Après avoir libéré Paris en août 1944, Capa pensait à tort que la guerre était finie, assis au bar de l’Hôtel Scribe il écrivit (dans son livre Slightly Out of Focus) « Je sonnais le glas de l’art noble de la photographie de guerre, elle a expiré dans les rues de Paris… Il n’y aurait plus jamais d’images de gars comme ceux des déserts d’Afrique du Nord ou des montagnes d’Italie, plus jamais une invasion qui surpasserait celle de la plage en Normandie, plus jamais une libération qui égalerait celle de Paris. » Mais Capa s’est trompé, et il en paya le prix avec sa vie lorsqu’il a marché sur une mine en Indochine (25/05/1954).
Revenons au Jésus au bras cassé de Vladyslav sur sa croix, c’est une belle croix orthodoxe, avec trois traverses, la barre supérieure est habituellement réservée à l’inscription INRI (Jésus de Nazareth Roi des Juifs), la plus longue barre centrale c’est celle su laquelle Jésus a eu les mains clouées, et celle du bas sert de repose-pieds, elle est inclinée.

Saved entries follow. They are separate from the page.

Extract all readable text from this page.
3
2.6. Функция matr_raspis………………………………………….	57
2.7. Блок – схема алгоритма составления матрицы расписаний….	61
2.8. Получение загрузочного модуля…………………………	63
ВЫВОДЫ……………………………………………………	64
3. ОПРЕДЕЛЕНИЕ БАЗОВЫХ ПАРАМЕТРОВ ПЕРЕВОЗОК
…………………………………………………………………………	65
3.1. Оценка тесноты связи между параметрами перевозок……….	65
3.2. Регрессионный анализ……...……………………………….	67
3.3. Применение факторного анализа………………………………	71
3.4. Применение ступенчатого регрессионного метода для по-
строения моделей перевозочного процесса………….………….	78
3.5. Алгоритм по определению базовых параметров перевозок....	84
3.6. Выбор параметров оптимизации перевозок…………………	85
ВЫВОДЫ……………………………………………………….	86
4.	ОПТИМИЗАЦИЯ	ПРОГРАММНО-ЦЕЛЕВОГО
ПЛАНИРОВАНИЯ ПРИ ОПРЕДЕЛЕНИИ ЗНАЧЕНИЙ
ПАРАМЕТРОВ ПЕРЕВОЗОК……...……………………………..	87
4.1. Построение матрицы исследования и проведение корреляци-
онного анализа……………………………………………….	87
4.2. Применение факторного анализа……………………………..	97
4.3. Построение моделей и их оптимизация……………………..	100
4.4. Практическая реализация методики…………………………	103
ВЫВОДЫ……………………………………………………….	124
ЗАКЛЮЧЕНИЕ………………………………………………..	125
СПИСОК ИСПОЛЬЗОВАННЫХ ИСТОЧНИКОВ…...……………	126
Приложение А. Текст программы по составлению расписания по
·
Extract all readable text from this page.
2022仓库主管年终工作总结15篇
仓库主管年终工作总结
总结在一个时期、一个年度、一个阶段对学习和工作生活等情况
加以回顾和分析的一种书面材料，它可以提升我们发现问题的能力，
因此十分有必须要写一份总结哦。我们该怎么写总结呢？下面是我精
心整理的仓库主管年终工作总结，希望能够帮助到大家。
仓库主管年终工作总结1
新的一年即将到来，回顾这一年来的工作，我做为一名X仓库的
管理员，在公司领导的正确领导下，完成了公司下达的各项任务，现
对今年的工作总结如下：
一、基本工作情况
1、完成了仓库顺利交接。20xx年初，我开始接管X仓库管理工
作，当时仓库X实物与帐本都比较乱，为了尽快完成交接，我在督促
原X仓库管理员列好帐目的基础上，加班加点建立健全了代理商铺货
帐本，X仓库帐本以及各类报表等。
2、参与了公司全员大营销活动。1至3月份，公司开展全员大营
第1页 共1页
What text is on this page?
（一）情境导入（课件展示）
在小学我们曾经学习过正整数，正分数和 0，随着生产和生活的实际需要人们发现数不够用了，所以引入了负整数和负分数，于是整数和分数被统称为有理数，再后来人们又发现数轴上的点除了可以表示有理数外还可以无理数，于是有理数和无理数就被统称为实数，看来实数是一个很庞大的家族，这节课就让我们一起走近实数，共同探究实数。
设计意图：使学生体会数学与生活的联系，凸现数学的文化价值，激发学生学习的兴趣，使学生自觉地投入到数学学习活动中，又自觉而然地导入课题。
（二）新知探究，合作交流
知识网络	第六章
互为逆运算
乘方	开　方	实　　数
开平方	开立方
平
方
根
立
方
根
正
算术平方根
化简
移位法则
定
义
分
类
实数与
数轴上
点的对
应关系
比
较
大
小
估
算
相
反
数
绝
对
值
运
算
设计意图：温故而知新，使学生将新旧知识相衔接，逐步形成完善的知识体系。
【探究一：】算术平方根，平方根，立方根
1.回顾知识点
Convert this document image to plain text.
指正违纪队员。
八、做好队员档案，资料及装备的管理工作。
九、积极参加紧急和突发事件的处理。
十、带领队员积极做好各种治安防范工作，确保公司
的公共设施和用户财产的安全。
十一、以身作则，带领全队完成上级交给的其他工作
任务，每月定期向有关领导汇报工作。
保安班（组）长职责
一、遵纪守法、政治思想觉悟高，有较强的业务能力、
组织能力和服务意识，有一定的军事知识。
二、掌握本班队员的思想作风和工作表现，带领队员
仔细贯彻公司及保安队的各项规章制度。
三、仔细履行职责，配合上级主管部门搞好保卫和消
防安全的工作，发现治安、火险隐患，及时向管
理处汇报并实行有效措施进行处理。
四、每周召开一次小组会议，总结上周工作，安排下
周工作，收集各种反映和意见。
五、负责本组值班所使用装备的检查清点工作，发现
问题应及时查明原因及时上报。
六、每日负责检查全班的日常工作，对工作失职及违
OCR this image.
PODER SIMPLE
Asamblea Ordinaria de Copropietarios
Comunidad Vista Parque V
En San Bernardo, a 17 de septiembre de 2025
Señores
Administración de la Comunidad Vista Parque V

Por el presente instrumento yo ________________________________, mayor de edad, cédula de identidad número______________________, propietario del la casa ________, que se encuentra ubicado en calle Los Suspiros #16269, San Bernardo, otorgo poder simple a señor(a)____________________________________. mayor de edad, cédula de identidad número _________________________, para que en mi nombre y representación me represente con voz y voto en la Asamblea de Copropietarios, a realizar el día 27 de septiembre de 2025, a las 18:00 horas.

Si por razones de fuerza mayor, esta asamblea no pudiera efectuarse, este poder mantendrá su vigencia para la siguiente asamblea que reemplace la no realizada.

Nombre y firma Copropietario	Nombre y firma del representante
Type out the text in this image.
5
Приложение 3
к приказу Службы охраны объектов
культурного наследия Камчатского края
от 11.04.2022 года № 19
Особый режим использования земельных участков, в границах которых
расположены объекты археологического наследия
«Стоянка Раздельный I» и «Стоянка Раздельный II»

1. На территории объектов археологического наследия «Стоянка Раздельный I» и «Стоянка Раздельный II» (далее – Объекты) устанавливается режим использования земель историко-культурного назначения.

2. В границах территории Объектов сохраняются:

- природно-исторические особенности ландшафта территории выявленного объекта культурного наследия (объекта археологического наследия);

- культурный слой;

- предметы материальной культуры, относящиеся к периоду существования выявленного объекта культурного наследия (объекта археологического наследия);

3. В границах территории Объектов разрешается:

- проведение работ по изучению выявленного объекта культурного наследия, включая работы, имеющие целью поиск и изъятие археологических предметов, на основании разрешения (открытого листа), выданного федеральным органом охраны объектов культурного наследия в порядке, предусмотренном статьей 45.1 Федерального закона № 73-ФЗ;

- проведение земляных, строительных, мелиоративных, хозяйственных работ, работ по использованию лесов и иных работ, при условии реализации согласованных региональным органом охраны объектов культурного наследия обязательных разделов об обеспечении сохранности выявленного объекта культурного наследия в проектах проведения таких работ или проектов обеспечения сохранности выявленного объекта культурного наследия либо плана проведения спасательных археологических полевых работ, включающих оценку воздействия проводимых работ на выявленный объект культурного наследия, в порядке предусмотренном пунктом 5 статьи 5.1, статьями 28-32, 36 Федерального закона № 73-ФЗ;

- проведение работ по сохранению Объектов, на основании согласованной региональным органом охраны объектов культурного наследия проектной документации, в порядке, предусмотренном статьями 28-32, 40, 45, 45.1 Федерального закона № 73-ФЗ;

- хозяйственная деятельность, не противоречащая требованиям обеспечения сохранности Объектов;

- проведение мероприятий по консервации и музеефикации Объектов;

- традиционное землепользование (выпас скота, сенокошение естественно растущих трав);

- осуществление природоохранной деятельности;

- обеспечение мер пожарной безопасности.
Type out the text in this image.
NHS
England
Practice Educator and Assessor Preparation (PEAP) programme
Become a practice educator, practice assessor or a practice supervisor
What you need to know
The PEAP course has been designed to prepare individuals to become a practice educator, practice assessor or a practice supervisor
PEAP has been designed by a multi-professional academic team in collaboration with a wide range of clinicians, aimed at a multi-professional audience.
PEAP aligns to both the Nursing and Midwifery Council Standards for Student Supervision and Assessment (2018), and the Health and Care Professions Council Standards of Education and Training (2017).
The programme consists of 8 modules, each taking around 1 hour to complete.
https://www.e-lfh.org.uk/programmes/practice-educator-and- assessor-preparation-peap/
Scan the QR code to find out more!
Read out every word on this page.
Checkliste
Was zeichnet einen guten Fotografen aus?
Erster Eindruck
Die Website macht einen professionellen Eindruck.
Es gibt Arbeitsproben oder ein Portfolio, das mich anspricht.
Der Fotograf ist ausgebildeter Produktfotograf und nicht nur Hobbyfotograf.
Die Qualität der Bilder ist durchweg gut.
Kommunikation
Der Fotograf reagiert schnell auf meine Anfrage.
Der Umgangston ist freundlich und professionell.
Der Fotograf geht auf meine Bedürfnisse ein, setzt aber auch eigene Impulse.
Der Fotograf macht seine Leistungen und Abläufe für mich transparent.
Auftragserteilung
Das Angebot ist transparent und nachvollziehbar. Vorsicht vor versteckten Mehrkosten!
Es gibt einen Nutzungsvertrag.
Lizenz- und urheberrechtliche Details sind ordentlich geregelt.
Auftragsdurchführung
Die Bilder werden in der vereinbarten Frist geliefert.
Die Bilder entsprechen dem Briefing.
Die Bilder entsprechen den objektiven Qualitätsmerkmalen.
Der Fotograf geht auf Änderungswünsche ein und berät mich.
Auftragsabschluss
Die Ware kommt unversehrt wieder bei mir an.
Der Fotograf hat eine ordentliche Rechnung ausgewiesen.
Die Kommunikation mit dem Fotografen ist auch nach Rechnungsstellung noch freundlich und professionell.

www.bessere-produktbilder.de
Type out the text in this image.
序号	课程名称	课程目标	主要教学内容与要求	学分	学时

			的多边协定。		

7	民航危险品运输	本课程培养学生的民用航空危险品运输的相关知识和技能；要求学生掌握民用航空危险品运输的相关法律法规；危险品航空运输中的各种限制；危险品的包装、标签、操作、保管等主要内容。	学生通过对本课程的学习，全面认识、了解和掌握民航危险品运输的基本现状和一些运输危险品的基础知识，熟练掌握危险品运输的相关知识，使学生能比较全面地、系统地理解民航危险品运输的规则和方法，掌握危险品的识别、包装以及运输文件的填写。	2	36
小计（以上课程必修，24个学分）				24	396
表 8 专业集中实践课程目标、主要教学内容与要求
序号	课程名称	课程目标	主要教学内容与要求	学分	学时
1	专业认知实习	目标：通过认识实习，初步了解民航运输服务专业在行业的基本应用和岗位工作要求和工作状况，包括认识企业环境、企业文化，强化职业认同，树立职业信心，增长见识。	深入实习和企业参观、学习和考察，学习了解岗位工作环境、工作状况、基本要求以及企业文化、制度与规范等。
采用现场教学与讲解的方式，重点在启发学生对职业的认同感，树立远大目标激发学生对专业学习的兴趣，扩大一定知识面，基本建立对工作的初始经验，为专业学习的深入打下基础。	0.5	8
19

Parce que Jésus a été crucifié en compagnie de deux voleurs, on dit que la barre de repose-pieds qui pointe vers le haut vers le voleur à droite de Jésus indique qu’il est un « bon » voleur, donc il ira au paradis. De l’autre côté, la barre qui pointe vers le bas signifie que ce voleur-ci est le « méchant », et il ira en enfer. La guerre d’Ukraine semble être une affaire sans fin, mais elle finira par s’arrêter un jour comme toutes les guerres, d’ici là ce n’est peut-être pas nécessaire de demander à Vladyslav Krasnoshchok qui est le méchant qui ira en enfer.
Jean Loh
Vladyslav Krasnoshchok est représenté par la galerie nomade Alexandra de Viveiros. www.alexandradeviveiros.com
Vladyslav Krasnoshchok (né en 1980 à Kharkiv, Ukraine), a étudié au Département de médecine dentaire de l’Université médicale de Kharkiv (1997-2002). De 2004 à 2018, il a travaillé à l’hôpital clinique d’urgence de Kharkiv. Vladyslav pratique activement la photographie depuis 2008 et a rejoint le groupe Shilo depuis 2010 (avec Sergiy Lebedynskyy, Vadim Trykoz et Oleksiy Sobolev). Outre la photographie documentaire qu’il transforme esthétiquement à l’aide de différentes manipulations techniques, il utilise également des photos d’archives anonymes. Il pratique la coloration à la main à partir de méthodes qui ont été développées par les photographes de Kharkiv à la fin des années 1970. Il associe également des prises de vue à des objets sculpturaux, et expérimente l’art graphique, la gravure et le street art.